La thèse de l’inauthenticité crée plus de difficultés qu’elle n’en résout. Un faux, de caractère aussi paulinien et d’une telle valeur spirituelle, ne s’explique pas plus qu’il ne se justifie.
2. L’intégrité
Elle a été contestée principalement par Holtzmann en 1872 (voir Éphésiens) ; von Soden, Soltau, Delafosse l’ont suivi, chacun avec son point de vue très différent des autres, les uns retenant un fond paulinien important, les autres peu de chose. Le propre de ces thèses est de supposer à l’intérieur de l’épître, soit des contradictions, soit un développement. La grande majorité des critiques de diverses nuances (Reuss, Sabatier, Farrar, Godet, Dibelius, Goguel, etc.) admettent son authenticité et son intégrité.
III La composition
1. Les circonstances
- La situation de Paul (cf. Introduction).
- La situation de l’Église. Elle n’est point alarmante (Colossiens 1.23), Paul n’a que des inquiétudes. La menace d’hérésie ne le vise point personnellement. Elle se présente comme un essai, encore mal défini, de syncrétisme religieux où la doctrine chrétienne (Colossiens 2.19) se compromet avec des éléments juifs (Colossiens 2.16-20) et païens (Colossiens 2.18 ; Colossiens 2.23 ; Colossiens 3.5).

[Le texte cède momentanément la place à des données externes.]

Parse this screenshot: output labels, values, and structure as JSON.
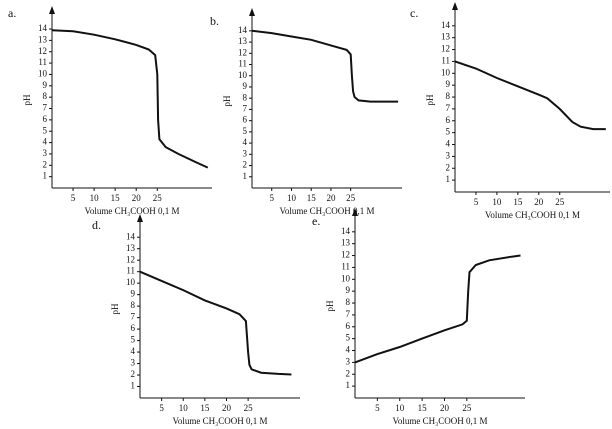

2. Le lieu et le temps de la composition
La tradition, relativement récente, dit : Rome. Suivi par de nombreux auteurs (Reuss, de Pressensé, Sabatier, Wabnitz, Ch. Bruston, Goguel, etc.), David Schulz, en 1807, propose : Césarée. Les arguments sérieux paraissent être :
- la mention, en Colossiens 4.10, des trois seuls collaborateurs juifs de Paul, alors que, d’après Romains 16, il en avait davantage à Rome ;
- la différence entre le groupe Colossiens, Philém., Éphésiens, et Philippiens vraisemblablement composée à Rome ;
- la mention par Tacite d’un grand tremblement de terre dans la région colossienne en 60-61, et le silence à ce sujet de Colossiens, Philémon, Ephésiens qui seraient donc antérieures à cet événement ;
- le vide de trois ou quatre ans dans l’activité épistolaire de Paul, D’après l’hypothèse romaine.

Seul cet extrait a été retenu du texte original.